Les premières années de Singer aux Etats-Unis sont difficiles. Déraciné, il éprouve des difficultés à s'adapter au mode de vie américain. A New York, les parents juifs n'enseignent plus le yiddish. Mais Singer refuse de laisser mourir sa langue. Le Messie pécheur, son premier roman publié en Amérique, est un échec. Singer vit grâce à son métier de correcteur au Forward tout en continuant à publier des nouvelles dans le même journal. En 1937, il rencontre et épouse Alma Haimann, une Juive originaire de Munich. Ce mariage durera jusqu'à sa mort. En 1944, Joshua Singer meurt d'une crise cardiaque. Bizarrement, c'est après ce décès que Singer commence à écrire des livres à succès.

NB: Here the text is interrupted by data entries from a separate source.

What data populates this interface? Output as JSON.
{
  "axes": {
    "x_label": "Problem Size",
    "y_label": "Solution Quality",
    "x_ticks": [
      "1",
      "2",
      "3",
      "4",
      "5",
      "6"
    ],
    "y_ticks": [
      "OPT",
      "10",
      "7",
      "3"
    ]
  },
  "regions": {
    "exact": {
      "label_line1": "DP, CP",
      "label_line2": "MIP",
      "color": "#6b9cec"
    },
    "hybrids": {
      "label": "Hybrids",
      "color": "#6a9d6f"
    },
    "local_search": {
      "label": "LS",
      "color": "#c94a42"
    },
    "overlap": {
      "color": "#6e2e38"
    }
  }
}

En 1943, il obtient la nationalité américaine et publie La Famille Moskat. Il devient très productif : il aura publié dans le Forward 121 nouvelles dont les célèbres Gimpel le naïf et La Brève journée du vendredi. Les années suivantes Singer publie des romans en feuilleton L'Oncle d'Amérique (1949-1951), Les Ombres de l'Hudson (1957), Le bateau pour l'Amérique (1958), Le magicien de Lublin (1958), L'esclave (1960), Spinoza de la rue du marché (1961) et plus tard, Le manoir (1966) et Le domaine (1969). Singer écrit exclusivement en yiddish. En 1953, Saul Bellow traduit en anglais Gimpel le naïf. La nouvelle connaît un énorme succès et touche un large public. Les œuvres de Singer sont traduites en anglais. C’est à partir de cette traduction qu’elles sont ensuite traduites dans les autres langues. Singer sait que la traduction ne met pas en valeur l'oeuvre de l'écrivain. Aussi dès la Famille Moskat, il travaille avec les traducteurs. Il a surveillé chaque traduction de ses oeuvres en anglais.

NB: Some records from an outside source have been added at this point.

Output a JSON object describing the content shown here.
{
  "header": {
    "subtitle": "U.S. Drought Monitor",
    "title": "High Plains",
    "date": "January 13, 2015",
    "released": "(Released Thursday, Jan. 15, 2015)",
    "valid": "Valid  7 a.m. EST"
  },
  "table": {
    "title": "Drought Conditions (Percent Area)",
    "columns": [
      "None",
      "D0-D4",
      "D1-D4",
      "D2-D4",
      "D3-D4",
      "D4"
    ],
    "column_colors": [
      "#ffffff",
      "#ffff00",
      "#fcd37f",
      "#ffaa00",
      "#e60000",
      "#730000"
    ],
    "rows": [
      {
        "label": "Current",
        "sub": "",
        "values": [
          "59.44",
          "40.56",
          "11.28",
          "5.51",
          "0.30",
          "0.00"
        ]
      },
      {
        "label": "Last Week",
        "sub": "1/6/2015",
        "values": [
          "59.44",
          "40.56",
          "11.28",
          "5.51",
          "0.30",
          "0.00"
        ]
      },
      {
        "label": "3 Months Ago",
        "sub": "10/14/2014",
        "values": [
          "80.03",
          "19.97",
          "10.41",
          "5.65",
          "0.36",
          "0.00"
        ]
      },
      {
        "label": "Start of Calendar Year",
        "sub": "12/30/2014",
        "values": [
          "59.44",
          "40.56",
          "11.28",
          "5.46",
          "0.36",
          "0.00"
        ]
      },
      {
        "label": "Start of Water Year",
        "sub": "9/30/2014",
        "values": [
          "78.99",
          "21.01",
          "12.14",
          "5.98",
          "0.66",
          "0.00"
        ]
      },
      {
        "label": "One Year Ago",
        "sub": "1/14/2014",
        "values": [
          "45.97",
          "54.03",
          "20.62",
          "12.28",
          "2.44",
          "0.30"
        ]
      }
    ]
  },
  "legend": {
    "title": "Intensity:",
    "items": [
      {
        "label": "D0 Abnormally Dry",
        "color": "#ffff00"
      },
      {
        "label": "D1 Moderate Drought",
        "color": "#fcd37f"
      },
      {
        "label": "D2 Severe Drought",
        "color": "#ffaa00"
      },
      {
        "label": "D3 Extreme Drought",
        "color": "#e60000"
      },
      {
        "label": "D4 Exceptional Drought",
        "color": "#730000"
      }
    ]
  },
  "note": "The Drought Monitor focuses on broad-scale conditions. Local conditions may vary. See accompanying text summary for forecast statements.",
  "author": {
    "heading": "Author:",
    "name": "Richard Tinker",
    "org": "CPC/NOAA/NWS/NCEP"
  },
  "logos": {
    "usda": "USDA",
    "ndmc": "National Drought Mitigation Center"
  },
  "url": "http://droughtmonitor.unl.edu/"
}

Dans ses romans et ses nouvelles, Singer ne parle jamais directement de la Shoah. Il met en scène le petit monde polonais juif de son enfance qui a disparu. Il raconte également la difficile adaptation des immigrants juifs aux USA. Il n'hésite pas à raconter certains moments de sa vie comme dans son roman le plus autobiographique, Le Certificat (1967). Ces livres mettent en scène des personnages déchirés entre les croyances traditionnelles et un mode de vie moderne. Singer décrit des personnages en proie à toutes sortes de passions. Certaines nouvelles sont empreintes de fantastique avec la présence d'esprits et de fantômes. C'est pourquoi l'oeuvre de Singer est universelle et peut toucher un public juif comme non-juif, la mémoire étant son principal matériau littéraire. Singer refuse de retourner en Pologne même des années après la guerre.


Israël, son fils de 25 ans, vient lui rendre visite à New York en 1955. Leurs rapports restent froids. Pourtant Israël traduit en hébreu à partir de l'anglais un roman de son père Ennemies, une histoire d'amour (1972).


Singer continue à écrire en yiddish pour le Forward mais ses nouvelles sont traduites en anglais dans le Saturday Evening Post et le Chicago Tribune. Dans les années soixante il écrit des contes pour enfants dont le plus célèbre est Zlateh la chèvre (1966).


Les prix arrivent avec les années 70 : Le National Book Award en 1970 et en 1974 avec Une couronne de plumes.. En octobre 1978, Singer reçoit le Prix Nobel de Littérature, année de la publication de Shosha et d’Un jeune homme à la recherche de l’amour. Il est le premier écrivain de langue yiddish à recevoir ce prix. A la fin de sa vie, il s'affaiblit beaucoup et souffre d'une maladie de la mémoire, un comble pour lui qui a fait de la mémoire son instrument littéraire.


Isaac Bashevis Singer meurt le 24 juillet 1991, à Miami (E.U.)